Irfan Hoat is Manager of the Programme Development Unit for IFWEA affiliate the Labour Education Foundation (LEF) in Pakistan. He explains why they are developing the Adult Literacy for Workers, and how it works:
According to the economic survey of Pakistan 2019, the literacy rate in Pakistan is 55.3%. According to estimates, out of a 70 million person labour force, only 900 000 labourers have social security cards, while 260 000 are registered in the Employees Old-Age Benefits Institution. It has been studied that 80% of the formal labour force is not getting the correct wage as per the minimum wage notification. It is a challenge to address these issues, as the labour force is not organised; only 3% of labourers are members of a trade union in Pakistan. Most labourers are illiterate, and battle to claim their rights within the legal framework. There is a need to educate the labour force and organise them into trade unions.
What is the aim of the Adult Literacy for Workers course?

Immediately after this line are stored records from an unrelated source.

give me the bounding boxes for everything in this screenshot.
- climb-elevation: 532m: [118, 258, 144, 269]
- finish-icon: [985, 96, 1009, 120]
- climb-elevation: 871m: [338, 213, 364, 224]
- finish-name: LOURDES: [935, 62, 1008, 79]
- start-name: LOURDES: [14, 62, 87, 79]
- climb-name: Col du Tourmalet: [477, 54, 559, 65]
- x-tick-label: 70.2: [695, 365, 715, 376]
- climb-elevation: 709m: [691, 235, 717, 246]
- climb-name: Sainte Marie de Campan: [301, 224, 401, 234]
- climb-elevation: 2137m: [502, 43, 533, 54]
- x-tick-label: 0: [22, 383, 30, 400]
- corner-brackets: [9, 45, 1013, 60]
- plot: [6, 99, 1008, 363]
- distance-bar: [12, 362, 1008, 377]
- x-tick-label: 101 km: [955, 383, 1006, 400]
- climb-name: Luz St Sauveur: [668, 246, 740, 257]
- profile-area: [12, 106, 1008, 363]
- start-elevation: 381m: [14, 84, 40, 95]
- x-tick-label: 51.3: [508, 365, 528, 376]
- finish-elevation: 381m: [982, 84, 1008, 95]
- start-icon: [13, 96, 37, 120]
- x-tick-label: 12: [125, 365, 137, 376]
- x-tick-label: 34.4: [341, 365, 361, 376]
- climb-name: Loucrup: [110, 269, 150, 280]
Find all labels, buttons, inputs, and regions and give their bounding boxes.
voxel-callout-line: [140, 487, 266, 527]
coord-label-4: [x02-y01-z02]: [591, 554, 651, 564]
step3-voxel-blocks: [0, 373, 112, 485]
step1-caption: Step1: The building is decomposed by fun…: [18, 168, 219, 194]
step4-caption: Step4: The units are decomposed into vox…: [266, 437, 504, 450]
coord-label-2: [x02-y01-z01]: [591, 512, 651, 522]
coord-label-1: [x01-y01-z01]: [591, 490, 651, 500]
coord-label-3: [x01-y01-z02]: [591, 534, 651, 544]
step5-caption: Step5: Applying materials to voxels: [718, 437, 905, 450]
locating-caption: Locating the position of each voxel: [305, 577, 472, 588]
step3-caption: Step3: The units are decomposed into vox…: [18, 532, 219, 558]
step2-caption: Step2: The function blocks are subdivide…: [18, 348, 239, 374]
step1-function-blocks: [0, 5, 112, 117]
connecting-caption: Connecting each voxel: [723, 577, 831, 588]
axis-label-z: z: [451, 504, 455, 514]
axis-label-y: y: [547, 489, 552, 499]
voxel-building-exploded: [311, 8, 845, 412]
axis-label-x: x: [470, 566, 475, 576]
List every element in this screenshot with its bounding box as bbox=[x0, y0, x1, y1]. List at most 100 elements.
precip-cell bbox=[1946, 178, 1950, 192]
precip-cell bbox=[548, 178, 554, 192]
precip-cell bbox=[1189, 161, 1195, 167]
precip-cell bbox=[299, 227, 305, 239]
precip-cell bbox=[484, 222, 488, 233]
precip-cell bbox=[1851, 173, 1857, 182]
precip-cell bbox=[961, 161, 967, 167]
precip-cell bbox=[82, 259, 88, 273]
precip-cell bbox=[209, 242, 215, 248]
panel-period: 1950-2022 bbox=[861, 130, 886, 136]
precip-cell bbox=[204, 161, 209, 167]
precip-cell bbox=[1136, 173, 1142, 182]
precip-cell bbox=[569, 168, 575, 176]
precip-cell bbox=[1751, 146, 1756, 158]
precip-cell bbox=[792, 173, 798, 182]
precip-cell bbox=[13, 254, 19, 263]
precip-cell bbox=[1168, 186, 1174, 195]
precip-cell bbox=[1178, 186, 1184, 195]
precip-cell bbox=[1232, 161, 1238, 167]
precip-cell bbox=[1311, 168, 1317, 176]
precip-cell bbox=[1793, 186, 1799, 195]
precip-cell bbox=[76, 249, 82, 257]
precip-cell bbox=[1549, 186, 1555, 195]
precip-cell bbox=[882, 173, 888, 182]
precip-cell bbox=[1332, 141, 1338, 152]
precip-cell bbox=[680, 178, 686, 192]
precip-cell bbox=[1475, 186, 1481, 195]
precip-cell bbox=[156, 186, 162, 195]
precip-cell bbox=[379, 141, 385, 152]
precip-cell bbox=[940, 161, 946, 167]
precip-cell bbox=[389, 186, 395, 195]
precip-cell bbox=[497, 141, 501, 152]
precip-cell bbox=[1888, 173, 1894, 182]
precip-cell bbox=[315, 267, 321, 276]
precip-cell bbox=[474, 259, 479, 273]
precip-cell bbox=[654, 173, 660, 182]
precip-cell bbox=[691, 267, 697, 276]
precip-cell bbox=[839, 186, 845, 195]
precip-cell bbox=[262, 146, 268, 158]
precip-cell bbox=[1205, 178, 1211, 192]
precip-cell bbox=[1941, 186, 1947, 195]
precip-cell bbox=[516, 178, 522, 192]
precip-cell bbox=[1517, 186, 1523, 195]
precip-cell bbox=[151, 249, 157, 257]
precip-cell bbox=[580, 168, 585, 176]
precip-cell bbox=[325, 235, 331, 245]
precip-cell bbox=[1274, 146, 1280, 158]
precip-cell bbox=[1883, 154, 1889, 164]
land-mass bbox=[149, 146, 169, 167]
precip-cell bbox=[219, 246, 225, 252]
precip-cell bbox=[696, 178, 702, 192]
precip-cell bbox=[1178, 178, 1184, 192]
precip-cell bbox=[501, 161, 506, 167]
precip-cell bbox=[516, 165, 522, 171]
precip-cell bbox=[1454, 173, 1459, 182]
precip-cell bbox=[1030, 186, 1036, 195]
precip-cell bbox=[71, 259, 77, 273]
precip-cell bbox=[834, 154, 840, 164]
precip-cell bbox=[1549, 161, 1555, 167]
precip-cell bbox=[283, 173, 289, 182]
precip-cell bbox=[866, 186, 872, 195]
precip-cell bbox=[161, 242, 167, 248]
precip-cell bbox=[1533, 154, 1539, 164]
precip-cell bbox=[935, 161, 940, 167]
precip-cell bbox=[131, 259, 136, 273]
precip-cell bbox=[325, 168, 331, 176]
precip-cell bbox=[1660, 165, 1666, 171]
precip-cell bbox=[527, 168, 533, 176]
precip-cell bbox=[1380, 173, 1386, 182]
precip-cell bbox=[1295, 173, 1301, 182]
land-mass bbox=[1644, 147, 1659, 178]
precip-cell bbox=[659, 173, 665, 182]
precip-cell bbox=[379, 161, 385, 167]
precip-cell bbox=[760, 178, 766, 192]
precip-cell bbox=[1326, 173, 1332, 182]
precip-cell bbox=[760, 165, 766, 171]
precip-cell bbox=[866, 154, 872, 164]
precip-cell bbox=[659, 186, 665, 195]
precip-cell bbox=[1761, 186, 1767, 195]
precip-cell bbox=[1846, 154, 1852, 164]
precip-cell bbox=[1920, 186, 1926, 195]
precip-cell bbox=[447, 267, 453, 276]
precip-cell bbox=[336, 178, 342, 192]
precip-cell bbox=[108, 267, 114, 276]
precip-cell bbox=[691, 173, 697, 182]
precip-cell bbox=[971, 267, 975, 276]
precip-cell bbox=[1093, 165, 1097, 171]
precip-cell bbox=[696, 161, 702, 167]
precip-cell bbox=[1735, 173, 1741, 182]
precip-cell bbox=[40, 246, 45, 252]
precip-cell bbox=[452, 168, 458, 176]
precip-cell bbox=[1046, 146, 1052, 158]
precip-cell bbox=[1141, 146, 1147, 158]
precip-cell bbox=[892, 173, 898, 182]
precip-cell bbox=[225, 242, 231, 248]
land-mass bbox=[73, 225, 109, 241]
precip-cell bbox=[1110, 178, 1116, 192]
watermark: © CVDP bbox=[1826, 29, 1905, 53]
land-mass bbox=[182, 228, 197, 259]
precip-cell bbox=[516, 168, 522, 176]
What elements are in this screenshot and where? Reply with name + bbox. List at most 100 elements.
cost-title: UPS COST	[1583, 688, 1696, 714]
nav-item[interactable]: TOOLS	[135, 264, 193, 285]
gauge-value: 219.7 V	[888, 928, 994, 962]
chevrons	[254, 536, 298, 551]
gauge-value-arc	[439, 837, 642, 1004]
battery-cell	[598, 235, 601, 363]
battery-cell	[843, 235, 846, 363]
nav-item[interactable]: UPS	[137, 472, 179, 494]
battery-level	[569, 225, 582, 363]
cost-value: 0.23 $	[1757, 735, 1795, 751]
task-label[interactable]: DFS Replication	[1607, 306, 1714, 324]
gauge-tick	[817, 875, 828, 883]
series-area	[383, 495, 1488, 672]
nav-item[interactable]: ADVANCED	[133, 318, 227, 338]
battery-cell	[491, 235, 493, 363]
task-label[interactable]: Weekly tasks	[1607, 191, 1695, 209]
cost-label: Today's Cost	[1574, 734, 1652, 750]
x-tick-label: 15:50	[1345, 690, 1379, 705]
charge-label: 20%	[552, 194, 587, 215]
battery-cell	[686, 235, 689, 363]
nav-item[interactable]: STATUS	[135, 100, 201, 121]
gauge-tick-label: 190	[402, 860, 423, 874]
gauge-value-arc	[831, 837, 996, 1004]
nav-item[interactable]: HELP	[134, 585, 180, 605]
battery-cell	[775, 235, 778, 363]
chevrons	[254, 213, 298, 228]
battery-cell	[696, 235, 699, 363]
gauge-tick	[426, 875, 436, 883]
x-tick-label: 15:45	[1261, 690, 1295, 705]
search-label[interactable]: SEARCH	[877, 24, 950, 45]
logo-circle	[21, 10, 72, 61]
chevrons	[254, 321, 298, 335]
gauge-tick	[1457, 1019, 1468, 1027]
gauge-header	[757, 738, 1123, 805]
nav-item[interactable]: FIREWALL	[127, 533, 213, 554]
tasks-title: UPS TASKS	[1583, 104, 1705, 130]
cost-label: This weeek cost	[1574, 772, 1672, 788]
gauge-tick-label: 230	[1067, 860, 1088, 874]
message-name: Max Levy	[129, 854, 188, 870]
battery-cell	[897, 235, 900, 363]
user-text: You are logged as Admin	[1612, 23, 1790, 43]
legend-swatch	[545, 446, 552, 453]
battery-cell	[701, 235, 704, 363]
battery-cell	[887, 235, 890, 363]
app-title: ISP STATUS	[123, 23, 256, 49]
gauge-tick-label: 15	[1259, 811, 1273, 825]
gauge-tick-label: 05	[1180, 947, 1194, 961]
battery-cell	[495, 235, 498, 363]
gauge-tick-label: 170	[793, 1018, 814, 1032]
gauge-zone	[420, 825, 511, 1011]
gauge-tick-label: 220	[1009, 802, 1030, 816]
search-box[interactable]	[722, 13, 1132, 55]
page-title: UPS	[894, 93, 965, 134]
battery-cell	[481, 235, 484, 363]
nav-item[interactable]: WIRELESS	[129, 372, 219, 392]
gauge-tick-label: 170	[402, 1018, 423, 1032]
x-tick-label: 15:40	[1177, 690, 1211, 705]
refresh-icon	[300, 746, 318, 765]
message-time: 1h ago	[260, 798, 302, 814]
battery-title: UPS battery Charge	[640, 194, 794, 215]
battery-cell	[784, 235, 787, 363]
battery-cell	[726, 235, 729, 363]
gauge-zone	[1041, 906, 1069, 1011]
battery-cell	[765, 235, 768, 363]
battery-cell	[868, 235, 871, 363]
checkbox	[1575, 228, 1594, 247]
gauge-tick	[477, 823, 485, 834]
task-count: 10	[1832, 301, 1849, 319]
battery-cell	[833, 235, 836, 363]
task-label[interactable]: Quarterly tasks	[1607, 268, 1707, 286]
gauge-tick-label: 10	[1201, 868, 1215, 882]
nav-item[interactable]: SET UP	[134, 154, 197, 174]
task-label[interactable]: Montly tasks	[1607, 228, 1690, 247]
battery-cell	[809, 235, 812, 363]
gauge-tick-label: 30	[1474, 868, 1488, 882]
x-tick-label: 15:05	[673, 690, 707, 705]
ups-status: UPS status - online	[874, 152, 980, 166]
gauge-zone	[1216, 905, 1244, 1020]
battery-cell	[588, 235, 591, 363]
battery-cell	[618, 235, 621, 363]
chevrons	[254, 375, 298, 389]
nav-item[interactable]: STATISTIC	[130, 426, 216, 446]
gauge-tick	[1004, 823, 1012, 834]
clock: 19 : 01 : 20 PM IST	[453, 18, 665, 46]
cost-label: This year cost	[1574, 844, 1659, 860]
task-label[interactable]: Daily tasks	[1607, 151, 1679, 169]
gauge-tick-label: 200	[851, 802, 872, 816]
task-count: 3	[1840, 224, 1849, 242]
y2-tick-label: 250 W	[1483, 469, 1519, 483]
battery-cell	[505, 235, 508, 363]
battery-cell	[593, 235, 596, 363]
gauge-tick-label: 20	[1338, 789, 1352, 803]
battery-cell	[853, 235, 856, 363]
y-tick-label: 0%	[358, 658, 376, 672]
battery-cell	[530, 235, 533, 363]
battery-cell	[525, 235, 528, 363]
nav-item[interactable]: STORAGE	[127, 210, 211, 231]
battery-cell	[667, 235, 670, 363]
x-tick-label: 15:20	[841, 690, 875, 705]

This online course is for development practitioners who work for the rights of people living in poverty at the grassroots level. They will learn about participatory approaches and how to understand the power dynamics within society and address the root causes of poverty. Most workers in Pakistan do not have reading and writing skills and find it difficult to manage their daily wage records. It has been observed, for example, that accountants in the brick kiln sector are involved in embezzlement, but the brick kiln worker has no other option than to trust their records. Besides that, they do not know their legal rights.
How does literacy relate to supporting workers?
LEF is rights-based organisation and we believe that poverty is caused by the violation of the rights of an individual; we also believe that rights can be claimed through struggle. The powerless segment of society has to develop the power within. Education is a sustainable way to develop the power within, therefore we focus on adult literacy.
How have you put the course together – how does it work?
This course is designed for development practitioners/adult literacy facilitators who are directly in contact with communities/workers. The objective of the course is to train the development practitioners so that they can start the adult literacy programme for workers.
The course has five topics.
- Understanding the theory and philosophy of Paulo Freire and Robert Robert Chambers.
- Facilitation skills for developing the participatory primer.
- Development of the participatory primer.
- Structuring reading and writing and numeracy.
- Online literacy: Learner’s freedom from place and time.
In the first topic, the course participants will get conceptual clarity on power dynamics class differences and exploitation of labour. They will also learn how exploitation has deep roots which start from the household and move to the international level. They will also learn about the change process from individual to the international level.
In the second topic, the participants will learn facilitation skills. The facilitator must have democratic values and should be passionate about positive change within society; they must also have solidarity with workers/people living in poverty.
In the third topic, the participants will learn the participatory tools and techniques through with they will develop the primer.
In the fourth topic, the participants will learn about how we can educate in another language with people who do not know reading and writing skills in any language. So it will be about the basic principles of learning in any language
The last topic is about using online tools like WhatsApp and how they can be used for distance learning.
What influences/theories do you use?
It has been observed that having only reading and writing skills doesn’t necessarily empower people living in poverty, but critical thinking and questioning the existing paradigm is the main ability which any literacy methodology should encourage. This participatory adult literacy module is developed by amalgamating the ideology of Paulo Freire and the methodology of Robert Chambers.
Paulo Freire said that “when we read a word we are reading the world”, so it is very important which word we use when we are educating – whether the word is promoting the status quo or will bring positive change to the lives of workers.
In most adult literacy modules, the primers come from the state/powerful institutions/outside through which they promote and strengthen existing power structures, non-democratic values, unjust economic systems and the patriarchy, so in these primers, the reality of the labour class is missing. This participatory adult literacy module is based on the realities of the labour class, to facilitate the change process.
Watch this video to see adult literacy in action:
How has IFWEA helped with the process?
IFWEA gives you the space to develop innovative ideas for workers’ education. IFWEA have provided the training to develop an online course. The IFWEA trainer facilitated a lot at every step in developing this course.
Is there a limit on how many can do the course at one time, and how long is the course?
It will be a five-week course. We will pilot the course with five to six participants; however, a maximum of 20 participants enrolment is ideal.
What language will the course be run in?
The course will be in English.
Is there an exam or a test at the end?
At the end of the course, an evaluation will be conducted.